Adrian Barker, senior director business development, Vertiv

“In today's performance-driven society, employee productivity is the key to success for many businesses. It is no longer enough to simply provide workers with the basic tools to do their jobs. From the chairs they sit on, to the facilities and office buildings they work in, it is becoming increasingly important to consider the working environment. One element of smart building technology that can greatly benefit workspaces is lighting and blind control.

“The importance of natural light cannot be underestimated. However, not every office is situated on the top floor of a tall building with unobstructed views of the horizon. This is where smart building technology comes in. One way to mimic the outdoor experience is to mirror the colour of the light outside and the changes throughout the day.

Lighting control technologies can now automate changes to ‘colour temperature’ inside the building with no additional effort from facilities managers. This means cooler, bright light in the mornings for an energetic start to the day, and softer, yellow light in the afternoon to help staff wind down and prepare for a restful evening.

“On the other hand, too much natural light can also cause problems. Smart blinds, designed for both glare control and solar heat rejection, can reduce glare and increase employee productivity.”

Dave Ribbons, senior director of sales Europe & Africa, Lutron Electronics

There are two main factors that need to be considered in the workspace; occupancy comfort and energy efficiency.

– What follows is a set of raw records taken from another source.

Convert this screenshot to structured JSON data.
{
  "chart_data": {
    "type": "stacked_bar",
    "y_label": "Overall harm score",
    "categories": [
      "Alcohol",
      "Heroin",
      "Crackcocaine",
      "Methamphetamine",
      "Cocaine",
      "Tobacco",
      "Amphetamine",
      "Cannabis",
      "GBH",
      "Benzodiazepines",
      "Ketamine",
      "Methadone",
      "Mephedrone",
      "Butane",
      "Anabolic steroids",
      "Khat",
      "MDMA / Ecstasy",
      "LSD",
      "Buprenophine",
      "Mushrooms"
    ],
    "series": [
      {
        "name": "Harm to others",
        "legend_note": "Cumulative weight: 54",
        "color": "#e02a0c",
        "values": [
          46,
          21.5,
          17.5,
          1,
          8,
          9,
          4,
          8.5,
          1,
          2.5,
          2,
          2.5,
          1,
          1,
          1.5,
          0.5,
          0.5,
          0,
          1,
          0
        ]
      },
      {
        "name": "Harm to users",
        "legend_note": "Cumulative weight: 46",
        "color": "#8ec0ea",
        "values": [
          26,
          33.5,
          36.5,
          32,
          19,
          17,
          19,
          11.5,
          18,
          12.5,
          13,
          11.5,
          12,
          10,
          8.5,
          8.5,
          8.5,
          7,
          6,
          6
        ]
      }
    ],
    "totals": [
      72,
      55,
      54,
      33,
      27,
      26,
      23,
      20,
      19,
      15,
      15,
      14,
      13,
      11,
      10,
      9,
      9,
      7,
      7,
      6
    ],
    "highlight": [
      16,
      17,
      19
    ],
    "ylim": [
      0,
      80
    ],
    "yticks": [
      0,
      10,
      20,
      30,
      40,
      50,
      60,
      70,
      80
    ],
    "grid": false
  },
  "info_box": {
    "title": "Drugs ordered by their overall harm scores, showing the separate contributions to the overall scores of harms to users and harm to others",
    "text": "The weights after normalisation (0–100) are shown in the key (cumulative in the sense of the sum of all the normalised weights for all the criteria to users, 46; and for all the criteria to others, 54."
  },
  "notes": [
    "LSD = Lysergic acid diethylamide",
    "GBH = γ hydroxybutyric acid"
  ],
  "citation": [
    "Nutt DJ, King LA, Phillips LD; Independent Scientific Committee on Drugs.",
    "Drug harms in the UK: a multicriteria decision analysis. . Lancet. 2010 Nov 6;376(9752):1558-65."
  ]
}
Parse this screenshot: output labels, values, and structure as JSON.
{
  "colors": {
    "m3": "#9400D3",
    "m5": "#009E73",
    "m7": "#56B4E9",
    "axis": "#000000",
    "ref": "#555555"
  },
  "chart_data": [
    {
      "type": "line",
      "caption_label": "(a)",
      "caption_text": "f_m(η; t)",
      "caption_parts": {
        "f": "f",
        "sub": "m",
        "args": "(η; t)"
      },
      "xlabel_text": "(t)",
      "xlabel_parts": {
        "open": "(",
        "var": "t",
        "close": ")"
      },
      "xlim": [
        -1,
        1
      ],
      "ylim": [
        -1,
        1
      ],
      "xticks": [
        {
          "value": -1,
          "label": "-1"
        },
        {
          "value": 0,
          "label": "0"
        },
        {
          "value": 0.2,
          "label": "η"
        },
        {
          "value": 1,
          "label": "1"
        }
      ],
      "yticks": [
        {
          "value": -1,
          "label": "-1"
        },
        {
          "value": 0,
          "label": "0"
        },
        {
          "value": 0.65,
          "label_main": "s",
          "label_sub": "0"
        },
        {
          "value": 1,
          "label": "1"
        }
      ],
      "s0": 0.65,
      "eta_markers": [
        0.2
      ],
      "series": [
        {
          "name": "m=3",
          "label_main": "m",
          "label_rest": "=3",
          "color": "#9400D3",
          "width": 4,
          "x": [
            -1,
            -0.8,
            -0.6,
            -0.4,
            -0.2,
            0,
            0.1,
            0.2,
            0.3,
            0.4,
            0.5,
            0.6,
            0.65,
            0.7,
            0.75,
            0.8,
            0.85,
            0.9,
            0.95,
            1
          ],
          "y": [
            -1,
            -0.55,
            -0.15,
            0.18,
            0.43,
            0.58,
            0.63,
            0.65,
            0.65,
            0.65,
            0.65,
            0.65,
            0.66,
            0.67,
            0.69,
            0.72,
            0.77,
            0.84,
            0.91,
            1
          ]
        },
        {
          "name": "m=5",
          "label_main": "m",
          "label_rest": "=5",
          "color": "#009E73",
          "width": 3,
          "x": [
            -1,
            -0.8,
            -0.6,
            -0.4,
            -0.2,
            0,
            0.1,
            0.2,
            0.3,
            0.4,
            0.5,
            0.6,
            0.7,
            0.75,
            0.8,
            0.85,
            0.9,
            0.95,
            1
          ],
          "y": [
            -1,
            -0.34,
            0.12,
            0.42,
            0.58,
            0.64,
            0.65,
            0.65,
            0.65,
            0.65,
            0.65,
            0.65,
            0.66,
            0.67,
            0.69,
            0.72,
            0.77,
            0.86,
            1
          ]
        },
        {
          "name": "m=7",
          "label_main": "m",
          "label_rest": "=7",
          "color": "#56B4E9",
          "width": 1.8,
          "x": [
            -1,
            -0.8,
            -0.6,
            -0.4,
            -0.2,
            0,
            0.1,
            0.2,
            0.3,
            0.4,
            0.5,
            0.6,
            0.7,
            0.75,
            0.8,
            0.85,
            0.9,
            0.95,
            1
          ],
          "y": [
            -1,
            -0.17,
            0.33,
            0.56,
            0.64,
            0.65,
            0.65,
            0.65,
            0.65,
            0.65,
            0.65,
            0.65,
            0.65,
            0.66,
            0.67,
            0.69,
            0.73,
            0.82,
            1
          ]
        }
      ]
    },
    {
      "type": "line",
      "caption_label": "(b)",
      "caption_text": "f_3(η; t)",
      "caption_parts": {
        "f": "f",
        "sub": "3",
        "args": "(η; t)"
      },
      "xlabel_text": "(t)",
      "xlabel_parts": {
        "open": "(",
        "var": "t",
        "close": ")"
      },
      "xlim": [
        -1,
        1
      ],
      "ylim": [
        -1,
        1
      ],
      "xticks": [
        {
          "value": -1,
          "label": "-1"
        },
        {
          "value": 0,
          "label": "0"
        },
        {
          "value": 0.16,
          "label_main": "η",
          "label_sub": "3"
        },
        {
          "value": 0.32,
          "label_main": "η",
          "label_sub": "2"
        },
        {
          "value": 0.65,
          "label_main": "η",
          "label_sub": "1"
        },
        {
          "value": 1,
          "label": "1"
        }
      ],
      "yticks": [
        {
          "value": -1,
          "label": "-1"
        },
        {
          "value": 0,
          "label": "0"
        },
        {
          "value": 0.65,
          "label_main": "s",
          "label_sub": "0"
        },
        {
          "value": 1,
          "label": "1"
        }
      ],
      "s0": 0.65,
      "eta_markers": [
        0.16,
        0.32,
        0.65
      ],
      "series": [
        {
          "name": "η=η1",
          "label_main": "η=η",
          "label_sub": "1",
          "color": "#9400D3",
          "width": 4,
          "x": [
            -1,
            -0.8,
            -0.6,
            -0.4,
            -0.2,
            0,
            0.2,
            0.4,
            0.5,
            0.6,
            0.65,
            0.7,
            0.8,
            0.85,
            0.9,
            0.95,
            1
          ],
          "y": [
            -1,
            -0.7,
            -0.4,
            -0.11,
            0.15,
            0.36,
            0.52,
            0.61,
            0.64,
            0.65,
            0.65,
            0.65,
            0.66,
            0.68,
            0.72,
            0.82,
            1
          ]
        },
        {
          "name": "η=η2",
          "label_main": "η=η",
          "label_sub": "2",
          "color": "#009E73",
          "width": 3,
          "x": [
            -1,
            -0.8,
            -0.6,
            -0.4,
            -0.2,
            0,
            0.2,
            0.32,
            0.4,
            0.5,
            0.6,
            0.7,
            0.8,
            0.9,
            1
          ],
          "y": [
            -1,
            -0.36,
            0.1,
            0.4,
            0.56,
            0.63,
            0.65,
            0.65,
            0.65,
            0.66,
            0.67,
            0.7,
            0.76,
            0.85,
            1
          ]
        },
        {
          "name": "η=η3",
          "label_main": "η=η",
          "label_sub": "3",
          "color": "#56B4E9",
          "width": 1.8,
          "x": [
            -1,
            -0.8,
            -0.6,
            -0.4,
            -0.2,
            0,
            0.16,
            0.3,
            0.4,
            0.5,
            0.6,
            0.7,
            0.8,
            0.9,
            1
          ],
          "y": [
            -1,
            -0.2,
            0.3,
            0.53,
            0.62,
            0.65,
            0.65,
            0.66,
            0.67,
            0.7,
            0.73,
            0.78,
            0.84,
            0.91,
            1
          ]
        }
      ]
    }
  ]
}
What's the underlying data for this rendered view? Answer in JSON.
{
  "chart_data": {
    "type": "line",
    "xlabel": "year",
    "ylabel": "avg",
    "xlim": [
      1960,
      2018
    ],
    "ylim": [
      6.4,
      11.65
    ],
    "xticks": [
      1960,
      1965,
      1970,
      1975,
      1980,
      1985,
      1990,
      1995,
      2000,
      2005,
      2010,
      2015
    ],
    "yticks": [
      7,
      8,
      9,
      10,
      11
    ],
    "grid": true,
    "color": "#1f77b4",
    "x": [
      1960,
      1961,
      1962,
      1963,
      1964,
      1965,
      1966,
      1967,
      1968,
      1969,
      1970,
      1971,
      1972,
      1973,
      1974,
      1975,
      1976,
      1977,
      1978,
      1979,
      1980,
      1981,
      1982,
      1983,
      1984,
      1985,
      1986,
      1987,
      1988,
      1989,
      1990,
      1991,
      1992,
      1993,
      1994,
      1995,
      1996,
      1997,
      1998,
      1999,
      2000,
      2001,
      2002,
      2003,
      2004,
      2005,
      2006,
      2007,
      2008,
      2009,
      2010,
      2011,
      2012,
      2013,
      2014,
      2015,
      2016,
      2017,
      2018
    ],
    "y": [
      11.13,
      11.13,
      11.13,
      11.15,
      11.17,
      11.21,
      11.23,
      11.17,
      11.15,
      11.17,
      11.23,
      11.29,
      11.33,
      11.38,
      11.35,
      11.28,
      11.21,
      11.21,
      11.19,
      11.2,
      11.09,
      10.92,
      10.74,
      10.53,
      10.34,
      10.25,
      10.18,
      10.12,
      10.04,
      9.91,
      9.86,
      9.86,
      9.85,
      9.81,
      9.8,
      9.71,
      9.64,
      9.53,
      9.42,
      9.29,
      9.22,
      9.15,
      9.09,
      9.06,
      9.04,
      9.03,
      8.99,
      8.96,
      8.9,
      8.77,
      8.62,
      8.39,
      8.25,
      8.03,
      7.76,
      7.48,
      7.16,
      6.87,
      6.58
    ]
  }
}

As smart building technology is introduced, we will no longer need look at these as competing factors but ones that can be achieved in combination.

By utilising smart sensor technology, building owners and facilities managers can monitor the operation of their building in more detail than ever before. Sensors can measure, analyse and evaluate all sorts of building performance data and make this information available to the control system. By pulling together this information and using it to determine the actions of connected devices, we can create a smarter system able to adapt to the conditions of a building. With occupancy sensors installed throughout a building we are in a great position to understand about the presence, movement and patterns of occupants.

There is also the opportunity to get a complete picture of occupancy within the building and better plan and manage the space. There is the opportunity to analyse desks, departments, floors, and buildings over a set period of time to compare performance. Using the data can also ensure meeting rooms are used efficiently.

The data the sensors collect can then be turned into meaningful information to empower owners and facilities managers to adapt the operation of their building to maximise energy efficiency. With phase two of the Energy Saving Opportunity Scheme (ESOS) currently underway and a deadline of 5th December 2019, there is a requirement for businesses to make energy efficiency savings and armed with more data building owners and operators can make decisions that truly make a difference.

Stacey Lucas, commercial & marketing director, Sontay

Intelligent buildings are designed to measure their performance in terms of energy efficiency, building optimization, occupant comfort and overall productivity.

This way when implementing a single technology or strategy, such as dynamic lighting controls, you'll be able to verify that it positively affects the bottom line through energy savings and increased efficiency, and ideally offers measurable benefits in terms of employee health, productivity, and even overall happiness.

Long term, the goal should be to move from automation to autonomy (i.e. from driving the building to being driven by it) - so our workplaces do their jobs with as little input as possible, so we in turn can work more efficiently and effectively.